The comments area below outlines a way to set higher security levels for ActiveX controls.

PROGRAM NAME
Internet Explorer

SUPPLIER
Microsoft

AD TYPES
Currently None. Last year Microsoft tried to release MSIE with Smart Tags. The general Webmaster community did not approve. Microsoft decided to listen to the Webmaster's plea (at least for now).

DISTRIBUTION METHOD
Direct download of Internet Explorer and/or bundled with Microsoft Windows OS.

AFFECTED BROWSERS
Microsoft Internet Explorer, most versions

EASE OF UNINSTALL
Probably not an option for everyone. You can switch to Netscape or Opera because neither browser runs ActiveX programs that can download various software or even malicious viruses automatically if a site owner desired to use it in such a manner. It's possible to download such software without your knowledge assuming you don't have custom settings set for ActiveX controls. The instructions below will help you avoid this problem.

DISABLING METHOD (server-delivered)
Not Applicable

OTHER COMMENTS
For those that want to use MSIE, set ActiveX controls to prompt you.

ActiveX has been exploited by Gator partner sites to save the Gator application to your computer. If you are wondering how Gator got onto your computer without your knowledge, this might be the reason. TopText has been reported to have been installed with the same technique. Other spyware applications may also utilize ActiveX to auto-install their software. This happens when a Web site deliberately uses an ActiveX component to run from its Web server and execute via MSIE. The ActiveX is programmed to download and save the application to your computer. It possible does that without your knowledge unless you change your settings within MSIE.

The reason it happens is that many users have a low security setting for ActiveX controls and do not realize these low security settings allow ActiveX to do various activities on your computer without letting you know before hand. They act on auto-pilot without user prompts. To make IE give you prompt and feedback set the following controls:

Look under main menu item: Tools
Go to: Internet Options
Select: Security tab
Select icon: Internet
For Internet Zone, click button: Custom Level
Click: Settings
~ Security Settings window pops up ~
Under ActiveX Controls and Plug-in change these settings:
• Download signed ActiveX controls Prompt
• Download unsigned ActiveX controls Disable
• Initialize and script ActiveX controls not marked as safe Disable
• Run ActiveX controls and plug-ins Prompt
• Script ActiveX controls marked safe for scripting Prompt

Setting everything to “Disable” for ActiveX controls could be done.

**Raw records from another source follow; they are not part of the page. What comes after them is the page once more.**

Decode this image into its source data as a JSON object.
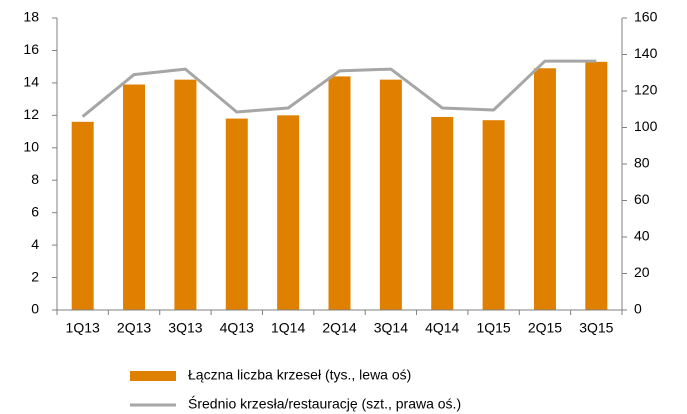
{
  "chart_data": {
    "type": "bar",
    "categories": [
      "1Q13",
      "2Q13",
      "3Q13",
      "4Q13",
      "1Q14",
      "2Q14",
      "3Q14",
      "4Q14",
      "1Q15",
      "2Q15",
      "3Q15"
    ],
    "series": [
      {
        "name": "Łączna liczba krzeseł (tys., lewa oś)",
        "type": "bar",
        "color": "#e08000",
        "values": [
          11.6,
          13.9,
          14.2,
          11.8,
          12.0,
          14.4,
          14.2,
          11.9,
          11.7,
          14.9,
          15.3
        ]
      },
      {
        "name": "Średnio krzesła/restaurację (szt., prawa oś.)",
        "type": "line",
        "axis": "y2",
        "color": "#a6a6a6",
        "values": [
          106,
          129,
          132,
          108.5,
          110.7,
          131,
          132,
          110.7,
          109.6,
          136.4,
          136.4
        ]
      }
    ],
    "ylim": [
      0,
      18
    ],
    "yticks": [
      0,
      2,
      4,
      6,
      8,
      10,
      12,
      14,
      16,
      18
    ],
    "y2lim": [
      0,
      160
    ],
    "y2ticks": [
      0,
      20,
      40,
      60,
      80,
      100,
      120,
      140,
      160
    ]
  }
}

However, this will stop Flash from working on your browser and various sites that you visit will stop working if those sites make heavy use of

The difference between “signed” and “unsigned” or “marked safe” and “not marked as safe” when dealing with ActiveX is not known by us and perhaps it makes very little difference.

It should not be necessary to disable everything in the security window nor would you want to do that because so much of the web relies on various functions. But if you don't know what to expect from a site and the site puts up an ActiveX control, you can deny it from running if you can't trust the site.

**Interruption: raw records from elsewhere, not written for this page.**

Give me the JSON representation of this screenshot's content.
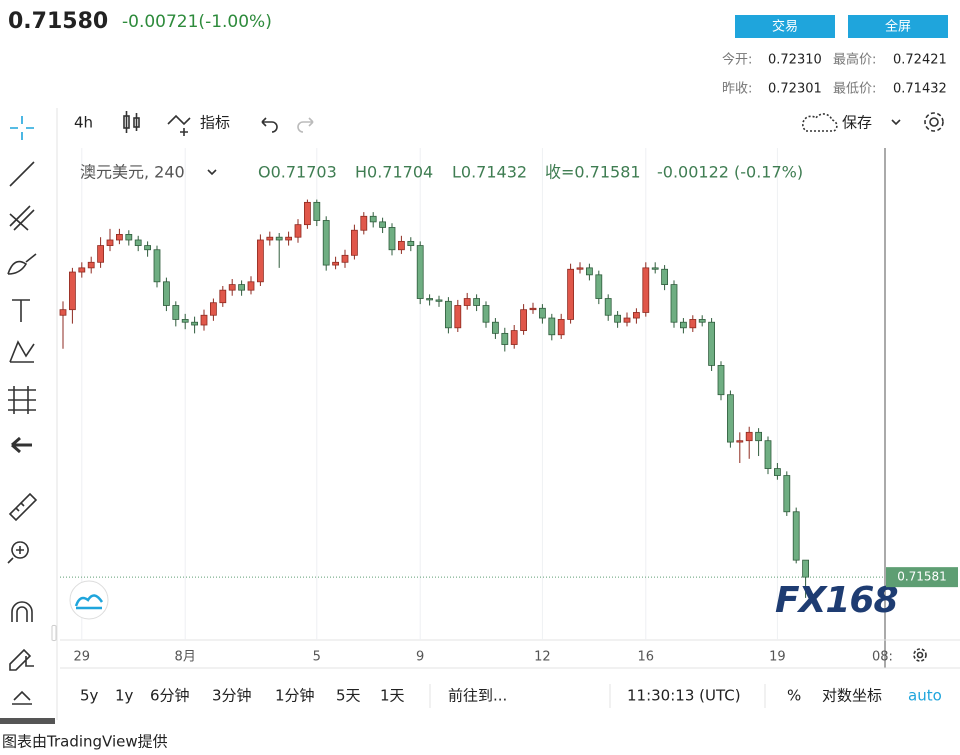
{
  "header": {
    "price": "0.71580",
    "change": "-0.00721(-1.00%)",
    "buttons": [
      "交易",
      "全屏"
    ],
    "stats": [
      {
        "label": "今开:",
        "value": "0.72310"
      },
      {
        "label": "最高价:",
        "value": "0.72421"
      },
      {
        "label": "昨收:",
        "value": "0.72301"
      },
      {
        "label": "最低价:",
        "value": "0.71432"
      }
    ]
  },
  "toolbar": {
    "interval": "4h",
    "indicators": "指标",
    "save": "保存"
  },
  "legend": {
    "symbol": "澳元美元, 240",
    "open": "O0.71703",
    "high": "H0.71704",
    "low": "L0.71432",
    "close": "收=0.71581",
    "change": "-0.00122 (-0.17%)"
  },
  "time_axis_partial": "08:",
  "watermark": "FX168",
  "bottom_bar": {
    "ranges": [
      "5y",
      "1y",
      "6分钟",
      "3分钟",
      "1分钟",
      "5天",
      "1天"
    ],
    "goto": "前往到...",
    "clock": "11:30:13 (UTC)",
    "percent": "%",
    "log": "对数坐标",
    "auto": "auto"
  },
  "footer": "图表由TradingView提供",
  "chart_data": {
    "type": "candlestick",
    "up_color": "#e0574a",
    "down_color": "#6fae82",
    "line_color": "#5e9e73",
    "ylim": [
      0.7113,
      0.7466
    ],
    "categories": [
      null,
      null,
      "29",
      null,
      null,
      null,
      null,
      null,
      null,
      null,
      null,
      null,
      null,
      "8月",
      null,
      null,
      null,
      null,
      null,
      null,
      null,
      null,
      null,
      null,
      null,
      null,
      null,
      "5",
      null,
      null,
      null,
      null,
      null,
      null,
      null,
      null,
      null,
      null,
      "9",
      null,
      null,
      null,
      null,
      null,
      null,
      null,
      null,
      null,
      null,
      null,
      null,
      "12",
      null,
      null,
      null,
      null,
      null,
      null,
      null,
      null,
      null,
      null,
      "16",
      null,
      null,
      null,
      null,
      null,
      null,
      null,
      null,
      null,
      null,
      null,
      null,
      null,
      "19",
      null,
      null,
      null
    ],
    "open": [
      0.7346,
      0.735,
      0.7377,
      0.738,
      0.7384,
      0.7396,
      0.74,
      0.7404,
      0.74,
      0.7396,
      0.7393,
      0.737,
      0.7353,
      0.7343,
      0.7341,
      0.7339,
      0.7346,
      0.7355,
      0.7364,
      0.7368,
      0.7364,
      0.737,
      0.74,
      0.7402,
      0.74,
      0.7402,
      0.7411,
      0.7427,
      0.7414,
      0.7382,
      0.7384,
      0.7389,
      0.7407,
      0.7417,
      0.7413,
      0.7409,
      0.7393,
      0.7399,
      0.7396,
      0.7358,
      0.7357,
      0.7356,
      0.7337,
      0.7353,
      0.7358,
      0.7353,
      0.7341,
      0.7333,
      0.7325,
      0.7335,
      0.735,
      0.7351,
      0.7344,
      0.7332,
      0.7343,
      0.7379,
      0.738,
      0.7375,
      0.7358,
      0.7346,
      0.7341,
      0.7344,
      0.7348,
      0.738,
      0.7379,
      0.7368,
      0.7341,
      0.7337,
      0.7343,
      0.7341,
      0.731,
      0.7289,
      0.7255,
      0.7256,
      0.7262,
      0.7256,
      0.7236,
      0.7231,
      0.7205,
      0.71703
    ],
    "high": [
      0.7356,
      0.738,
      0.7384,
      0.7388,
      0.7402,
      0.7408,
      0.7408,
      0.7407,
      0.7403,
      0.7399,
      0.7396,
      0.7373,
      0.7356,
      0.7347,
      0.7345,
      0.735,
      0.7358,
      0.7367,
      0.7372,
      0.7371,
      0.7374,
      0.7404,
      0.7406,
      0.7405,
      0.7406,
      0.7415,
      0.7429,
      0.7429,
      0.7417,
      0.7388,
      0.7393,
      0.7411,
      0.742,
      0.742,
      0.7416,
      0.7412,
      0.7403,
      0.7402,
      0.7399,
      0.7361,
      0.736,
      0.7359,
      0.7357,
      0.7362,
      0.7361,
      0.7356,
      0.7344,
      0.7337,
      0.7339,
      0.7354,
      0.7355,
      0.7354,
      0.7347,
      0.7347,
      0.7383,
      0.7384,
      0.7383,
      0.7378,
      0.7361,
      0.7349,
      0.7348,
      0.7351,
      0.7384,
      0.7384,
      0.7382,
      0.7371,
      0.7344,
      0.7346,
      0.7346,
      0.7344,
      0.7313,
      0.7292,
      0.7262,
      0.7266,
      0.7265,
      0.7259,
      0.724,
      0.7234,
      0.7208,
      0.71704
    ],
    "low": [
      0.7322,
      0.734,
      0.7373,
      0.7376,
      0.738,
      0.7392,
      0.7397,
      0.7396,
      0.7392,
      0.7388,
      0.7366,
      0.7349,
      0.7338,
      0.7336,
      0.7333,
      0.7335,
      0.7342,
      0.7352,
      0.736,
      0.736,
      0.7361,
      0.7367,
      0.7396,
      0.738,
      0.7396,
      0.7398,
      0.7408,
      0.741,
      0.7378,
      0.7379,
      0.738,
      0.7386,
      0.7404,
      0.7409,
      0.7405,
      0.7389,
      0.739,
      0.7392,
      0.7354,
      0.7353,
      0.7352,
      0.7333,
      0.7334,
      0.735,
      0.7349,
      0.7337,
      0.7329,
      0.732,
      0.7322,
      0.7332,
      0.7347,
      0.734,
      0.7328,
      0.7329,
      0.734,
      0.7376,
      0.7371,
      0.7354,
      0.7342,
      0.7337,
      0.7338,
      0.734,
      0.7345,
      0.7376,
      0.7364,
      0.7337,
      0.7333,
      0.7334,
      0.7338,
      0.7306,
      0.7285,
      0.7251,
      0.724,
      0.7243,
      0.7245,
      0.7232,
      0.7228,
      0.7202,
      0.7168,
      0.71432
    ],
    "close": [
      0.735,
      0.7377,
      0.738,
      0.7384,
      0.7396,
      0.74,
      0.7404,
      0.74,
      0.7396,
      0.7393,
      0.737,
      0.7353,
      0.7343,
      0.7341,
      0.7339,
      0.7346,
      0.7355,
      0.7364,
      0.7368,
      0.7364,
      0.737,
      0.74,
      0.7402,
      0.74,
      0.7402,
      0.7411,
      0.7427,
      0.7414,
      0.7382,
      0.7384,
      0.7389,
      0.7407,
      0.7417,
      0.7413,
      0.7409,
      0.7393,
      0.7399,
      0.7396,
      0.7358,
      0.7357,
      0.7356,
      0.7337,
      0.7353,
      0.7358,
      0.7353,
      0.7341,
      0.7333,
      0.7325,
      0.7335,
      0.735,
      0.7351,
      0.7344,
      0.7332,
      0.7343,
      0.7379,
      0.738,
      0.7375,
      0.7358,
      0.7346,
      0.7341,
      0.7344,
      0.7348,
      0.738,
      0.7379,
      0.7368,
      0.7341,
      0.7337,
      0.7343,
      0.7341,
      0.731,
      0.7289,
      0.7255,
      0.7256,
      0.7262,
      0.7256,
      0.7236,
      0.7231,
      0.7205,
      0.71703,
      0.71581
    ]
  }
}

Unfortunately IE uses ActiveX to launch Flash so you end up getting OK-cancel popup warnings for sites with Flash which is a drawback but if you want that bit of extra protection in IE, you will put up with that. Netscape and Opera do not have the same vulnerability because they do not use ActiveX.

Those settings above will help protect you substantially and alert you to any ActiveX that would normally sneak up on you and install software onto your computers.

Why should you care?
If ActiveX can sneak programs onto your computer, ActiveX could also sneak Viruses onto your computer from Web sites. Changing your security settings for ActiveX should minimize that threat to you.